Saturday, 31 December 2011
Friday, 9 December 2011
The Colour of Hawthorns
One day, the narrator and his family decide to walk down Swann's Way. The narrator hopes to catch sight of Swann's daughter, Mlle Swann, who has made an impression on him. He spots a basket and a fishing line by the lake and thinks he is about to have an encounter when "I found the whole path throbbing with the fragrance of hawthorn blossom. The hedge resembled a series of chapels, whose walls were no longer visible under the mountains of flowers".
The narrator stands there, enjoying the scent of the flowers, trying to preserve the memory of it, denying himself the scent and then returning to it with renewed vigour. Then his grandfather calls him over to have a look at a particular pink hawthorn. "High up on the branches, like so many of those tiny rose trees, their pots concealed in jackets of paper lace, whose slender stems rise in a forest from the alter on the greater festivals, a thousand buds were swelling and opening, paler in colour; but each disclosing as it burst, as at the bottom of a cup of pink marble, its blood-red stain, and suggesting even more strongly than the full-blown flowers the quality of the hawthorn tree which, whenever it budded, whenever it was about to blossom could bud and blossom in pink flowers alone".
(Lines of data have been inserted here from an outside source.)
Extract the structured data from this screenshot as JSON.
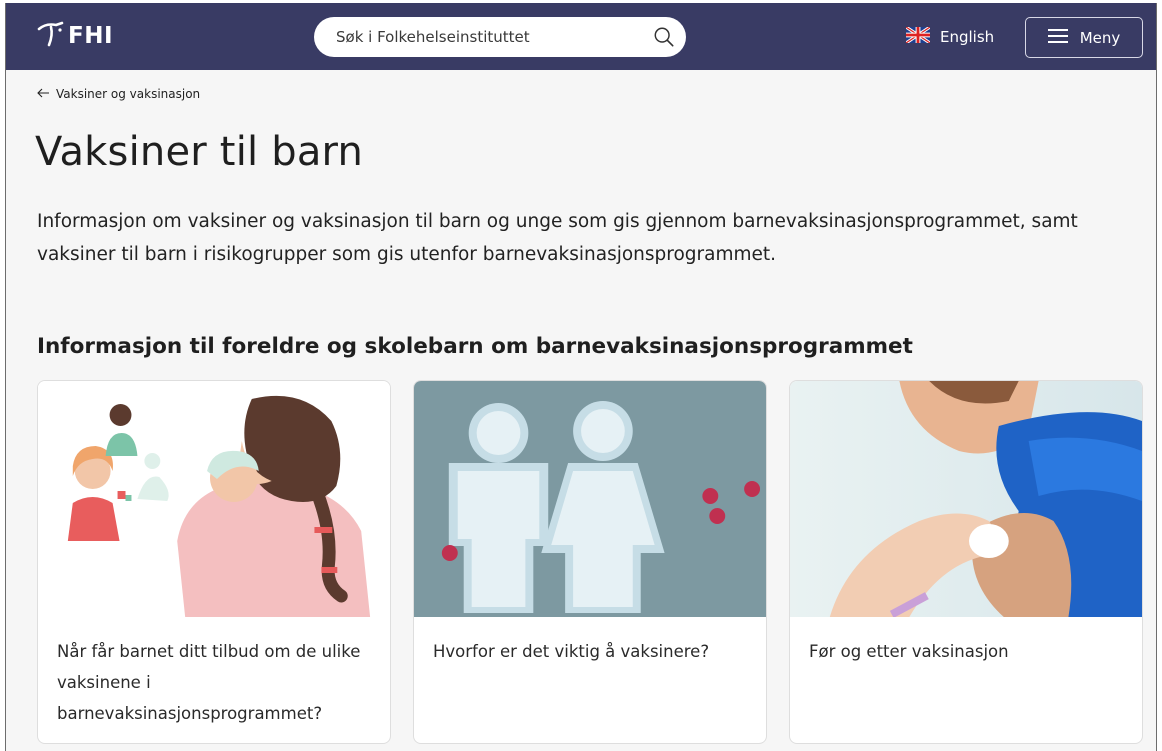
{
  "header": {
    "logo_text": "FHI",
    "search_placeholder": "Søk i Folkehelseinstituttet",
    "language_label": "English",
    "menu_label": "Meny"
  },
  "breadcrumb": {
    "back_label": "Vaksiner og vaksinasjon"
  },
  "page": {
    "title": "Vaksiner til barn",
    "lead": "Informasjon om vaksiner og vaksinasjon til barn og unge som gis gjennom barnevaksinasjonsprogrammet, samt vaksiner til barn i risikogrupper som gis utenfor barnevaksinasjonsprogrammet."
  },
  "section": {
    "title": "Informasjon til foreldre og skolebarn om barnevaksinasjonsprogrammet",
    "cards": [
      {
        "label": "Når får barnet ditt tilbud om de ulike vaksinene i barnevaksinasjonsprogrammet?"
      },
      {
        "label": "Hvorfor er det viktig å vaksinere?"
      },
      {
        "label": "Før og etter vaksinasjon"
      }
    ]
  },
  "icons": {
    "logo": "fhi-logo-icon",
    "search": "search-icon",
    "flag": "uk-flag-icon",
    "menu": "hamburger-icon",
    "back": "arrow-left-icon"
  },
  "colors": {
    "header_bg": "#393b64",
    "page_bg": "#f6f6f6"
  }
}
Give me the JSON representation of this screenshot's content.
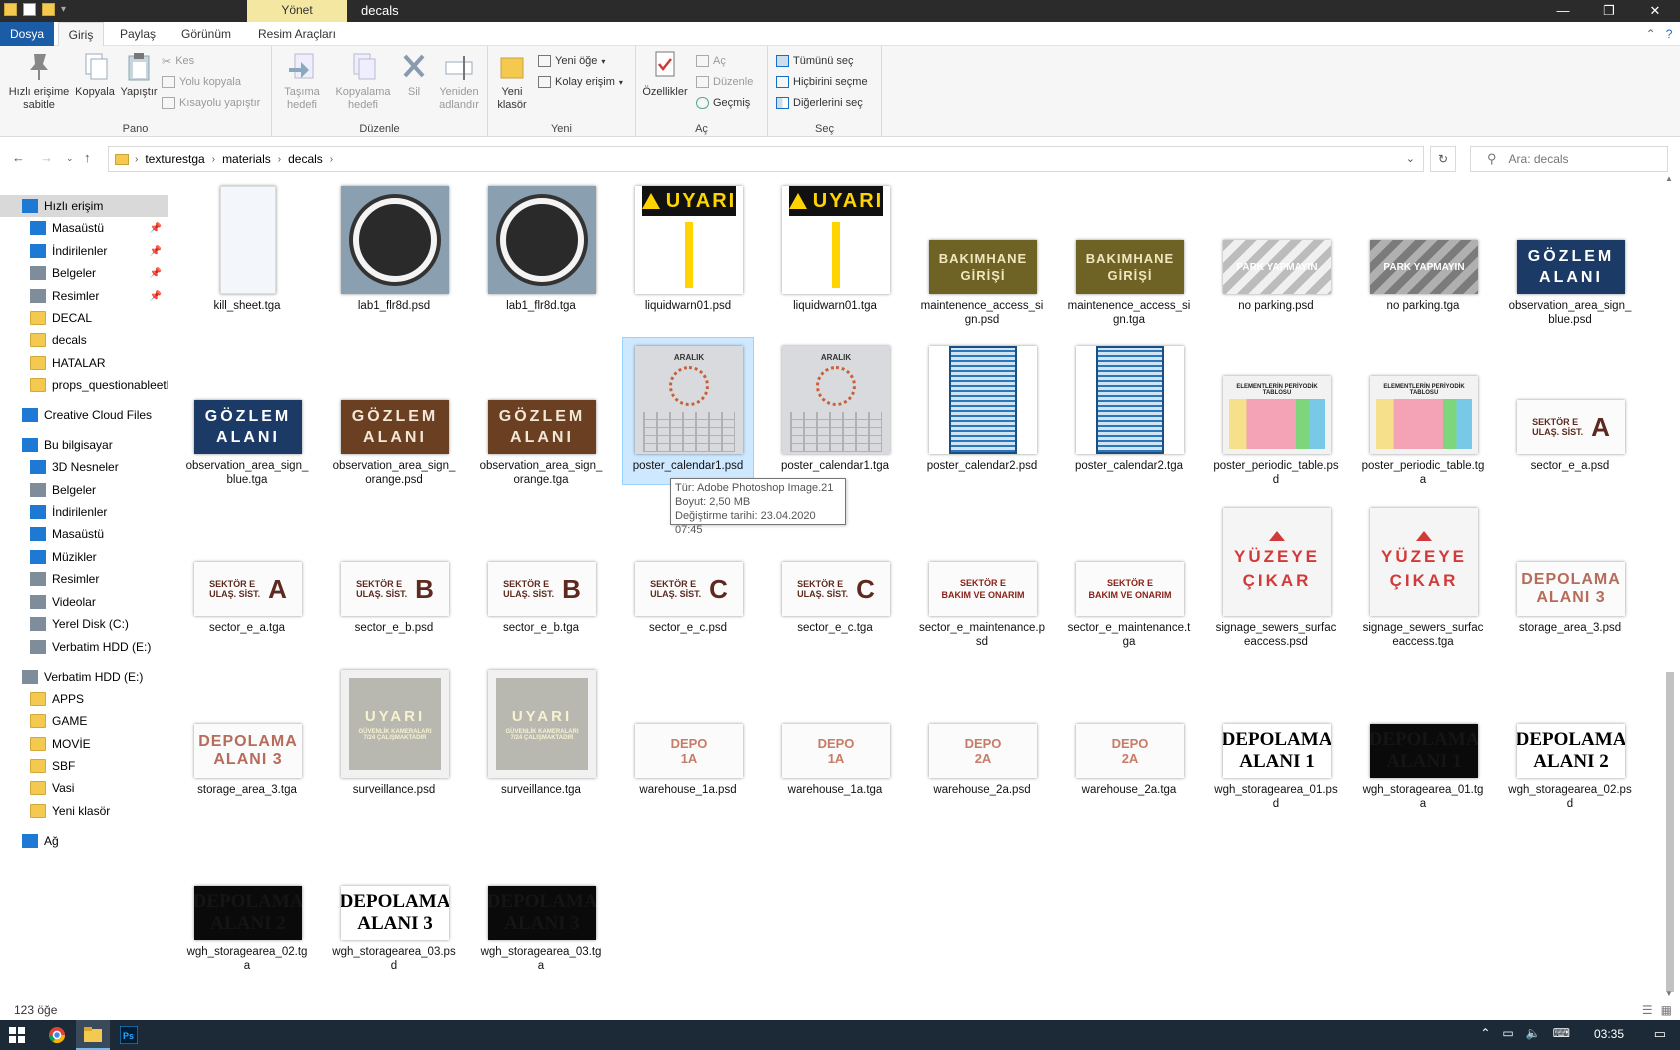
{
  "titlebar": {
    "contextual_tab": "Yönet",
    "window_title": "decals",
    "minimize": "—",
    "maximize": "❐",
    "close": "✕"
  },
  "ribbon_tabs": [
    "Dosya",
    "Giriş",
    "Paylaş",
    "Görünüm",
    "Resim Araçları"
  ],
  "ribbon": {
    "pano": {
      "label": "Pano",
      "pin": "Hızlı erişime sabitle",
      "copy": "Kopyala",
      "paste": "Yapıştır",
      "cut": "Kes",
      "copy_path": "Yolu kopyala",
      "paste_shortcut": "Kısayolu yapıştır"
    },
    "duzenle": {
      "label": "Düzenle",
      "move_to": "Taşıma hedefi",
      "copy_to": "Kopyalama hedefi",
      "delete": "Sil",
      "rename": "Yeniden adlandır"
    },
    "yeni": {
      "label": "Yeni",
      "new_folder": "Yeni klasör",
      "new_item": "Yeni öğe",
      "easy_access": "Kolay erişim"
    },
    "ac": {
      "label": "Aç",
      "properties": "Özellikler",
      "open": "Aç",
      "edit": "Düzenle",
      "history": "Geçmiş"
    },
    "sec": {
      "label": "Seç",
      "select_all": "Tümünü seç",
      "select_none": "Hiçbirini seçme",
      "invert": "Diğerlerini seç"
    }
  },
  "address": {
    "crumbs": [
      "texturestga",
      "materials",
      "decals"
    ],
    "search_placeholder": "Ara: decals"
  },
  "sidebar": [
    {
      "label": "Hızlı erişim",
      "icon": "star-icon",
      "selected": true
    },
    {
      "label": "Masaüstü",
      "icon": "desktop-icon",
      "pinned": true
    },
    {
      "label": "İndirilenler",
      "icon": "download-icon",
      "pinned": true
    },
    {
      "label": "Belgeler",
      "icon": "documents-icon",
      "pinned": true
    },
    {
      "label": "Resimler",
      "icon": "pictures-icon",
      "pinned": true
    },
    {
      "label": "DECAL",
      "icon": "folder-icon"
    },
    {
      "label": "decals",
      "icon": "folder-icon"
    },
    {
      "label": "HATALAR",
      "icon": "folder-icon"
    },
    {
      "label": "props_questionableethics",
      "icon": "folder-icon"
    },
    {
      "label": "Creative Cloud Files",
      "icon": "creative-cloud-icon"
    },
    {
      "label": "Bu bilgisayar",
      "icon": "computer-icon"
    },
    {
      "label": "3D Nesneler",
      "icon": "3d-objects-icon"
    },
    {
      "label": "Belgeler",
      "icon": "documents-icon"
    },
    {
      "label": "İndirilenler",
      "icon": "download-icon"
    },
    {
      "label": "Masaüstü",
      "icon": "desktop-icon"
    },
    {
      "label": "Müzikler",
      "icon": "music-icon"
    },
    {
      "label": "Resimler",
      "icon": "pictures-icon"
    },
    {
      "label": "Videolar",
      "icon": "videos-icon"
    },
    {
      "label": "Yerel Disk (C:)",
      "icon": "disk-icon"
    },
    {
      "label": "Verbatim HDD (E:)",
      "icon": "drive-icon"
    },
    {
      "label": "Verbatim HDD (E:)",
      "icon": "drive-icon"
    },
    {
      "label": "APPS",
      "icon": "folder-icon"
    },
    {
      "label": "GAME",
      "icon": "folder-icon"
    },
    {
      "label": "MOVİE",
      "icon": "folder-icon"
    },
    {
      "label": "SBF",
      "icon": "folder-icon"
    },
    {
      "label": "Vasi",
      "icon": "folder-icon"
    },
    {
      "label": "Yeni klasör",
      "icon": "folder-icon"
    },
    {
      "label": "Ağ",
      "icon": "network-icon"
    }
  ],
  "files": [
    {
      "name": "kill_sheet.tga",
      "kind": "kill",
      "text": ""
    },
    {
      "name": "lab1_flr8d.psd",
      "kind": "lab",
      "text": ""
    },
    {
      "name": "lab1_flr8d.tga",
      "kind": "lab",
      "text": ""
    },
    {
      "name": "liquidwarn01.psd",
      "kind": "uyari",
      "text": "UYARI"
    },
    {
      "name": "liquidwarn01.tga",
      "kind": "uyari",
      "text": "UYARI"
    },
    {
      "name": "maintenence_access_sign.psd",
      "kind": "olive",
      "text": "BAKIMHANE\nGİRİŞİ"
    },
    {
      "name": "maintenence_access_sign.tga",
      "kind": "olive",
      "text": "BAKIMHANE\nGİRİŞİ"
    },
    {
      "name": "no parking.psd",
      "kind": "noparking",
      "text": "PARK YAPMAYIN"
    },
    {
      "name": "no parking.tga",
      "kind": "noparking-dk",
      "text": "PARK YAPMAYIN"
    },
    {
      "name": "observation_area_sign_blue.psd",
      "kind": "blue",
      "text": "GÖZLEM\nALANI"
    },
    {
      "name": "observation_area_sign_blue.tga",
      "kind": "blue",
      "text": "GÖZLEM\nALANI"
    },
    {
      "name": "observation_area_sign_orange.psd",
      "kind": "rust",
      "text": "GÖZLEM\nALANI"
    },
    {
      "name": "observation_area_sign_orange.tga",
      "kind": "rust",
      "text": "GÖZLEM\nALANI"
    },
    {
      "name": "poster_calendar1.psd",
      "kind": "cal",
      "text": "ARALIK",
      "selected": true
    },
    {
      "name": "poster_calendar1.tga",
      "kind": "cal",
      "text": "ARALIK"
    },
    {
      "name": "poster_calendar2.psd",
      "kind": "cal2",
      "text": ""
    },
    {
      "name": "poster_calendar2.tga",
      "kind": "cal2",
      "text": ""
    },
    {
      "name": "poster_periodic_table.psd",
      "kind": "periodic",
      "text": "ELEMENTLERİN PERİYODİK TABLOSU"
    },
    {
      "name": "poster_periodic_table.tga",
      "kind": "periodic",
      "text": "ELEMENTLERİN PERİYODİK TABLOSU"
    },
    {
      "name": "sector_e_a.psd",
      "kind": "sector",
      "text": "SEKTÖR E\nULAŞ. SİST.",
      "big": "A"
    },
    {
      "name": "sector_e_a.tga",
      "kind": "sector",
      "text": "SEKTÖR E\nULAŞ. SİST.",
      "big": "A"
    },
    {
      "name": "sector_e_b.psd",
      "kind": "sector",
      "text": "SEKTÖR E\nULAŞ. SİST.",
      "big": "B"
    },
    {
      "name": "sector_e_b.tga",
      "kind": "sector",
      "text": "SEKTÖR E\nULAŞ. SİST.",
      "big": "B"
    },
    {
      "name": "sector_e_c.psd",
      "kind": "sector",
      "text": "SEKTÖR E\nULAŞ. SİST.",
      "big": "C"
    },
    {
      "name": "sector_e_c.tga",
      "kind": "sector",
      "text": "SEKTÖR E\nULAŞ. SİST.",
      "big": "C"
    },
    {
      "name": "sector_e_maintenance.psd",
      "kind": "maint",
      "text": "SEKTÖR E\nBAKIM VE ONARIM"
    },
    {
      "name": "sector_e_maintenance.tga",
      "kind": "maint",
      "text": "SEKTÖR E\nBAKIM VE ONARIM"
    },
    {
      "name": "signage_sewers_surfaceaccess.psd",
      "kind": "yuzeye",
      "text": "YÜZEYE\nÇIKAR"
    },
    {
      "name": "signage_sewers_surfaceaccess.tga",
      "kind": "yuzeye",
      "text": "YÜZEYE\nÇIKAR"
    },
    {
      "name": "storage_area_3.psd",
      "kind": "depo",
      "text": "DEPOLAMA\nALANI 3"
    },
    {
      "name": "storage_area_3.tga",
      "kind": "depo",
      "text": "DEPOLAMA\nALANI 3"
    },
    {
      "name": "surveillance.psd",
      "kind": "surv",
      "text": "UYARI",
      "sub": "GÜVENLİK KAMERALARI\n7/24 ÇALIŞMAKTADIR"
    },
    {
      "name": "surveillance.tga",
      "kind": "surv",
      "text": "UYARI",
      "sub": "GÜVENLİK KAMERALARI\n7/24 ÇALIŞMAKTADIR"
    },
    {
      "name": "warehouse_1a.psd",
      "kind": "depo-s",
      "text": "DEPO\n1A"
    },
    {
      "name": "warehouse_1a.tga",
      "kind": "depo-s",
      "text": "DEPO\n1A"
    },
    {
      "name": "warehouse_2a.psd",
      "kind": "depo-s",
      "text": "DEPO\n2A"
    },
    {
      "name": "warehouse_2a.tga",
      "kind": "depo-s",
      "text": "DEPO\n2A"
    },
    {
      "name": "wgh_storagearea_01.psd",
      "kind": "wgh",
      "text": "DEPOLAMA\nALANI 1"
    },
    {
      "name": "wgh_storagearea_01.tga",
      "kind": "wgh-dk",
      "text": "DEPOLAMA\nALANI 1"
    },
    {
      "name": "wgh_storagearea_02.psd",
      "kind": "wgh",
      "text": "DEPOLAMA\nALANI 2"
    },
    {
      "name": "wgh_storagearea_02.tga",
      "kind": "wgh-dk",
      "text": "DEPOLAMA\nALANI 2"
    },
    {
      "name": "wgh_storagearea_03.psd",
      "kind": "wgh",
      "text": "DEPOLAMA\nALANI 3"
    },
    {
      "name": "wgh_storagearea_03.tga",
      "kind": "wgh-dk",
      "text": "DEPOLAMA\nALANI 3"
    }
  ],
  "tooltip": {
    "type": "Tür: Adobe Photoshop Image.21",
    "size": "Boyut: 2,50 MB",
    "modified": "Değiştirme tarihi: 23.04.2020 07:45"
  },
  "status": {
    "count": "123 öğe"
  },
  "taskbar": {
    "time": "03:35",
    "apps": [
      "start-icon",
      "chrome-icon",
      "file-explorer-icon",
      "photoshop-icon"
    ]
  }
}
Suddenly, the narrator is unable to move as when a deeper kind of perception requires the participation of our whole being. He has seen a girl with red hair carrying a trowel. "I gazed at her, at first with that gaze which is not merely a messenger from the eyes, but in whose window all the senses assemble, and lean out, petrified and anxious, that gaze which would fain reach, touch, capture, bear off in triumph the body at which it is aimed, and the soul with the body". Clearly, this is well overwrought for modern tastes. Proust has just described his senses of smell, taste, touch and hearing as leaning out through his eyes. He hears that the girl's name is Gilberte.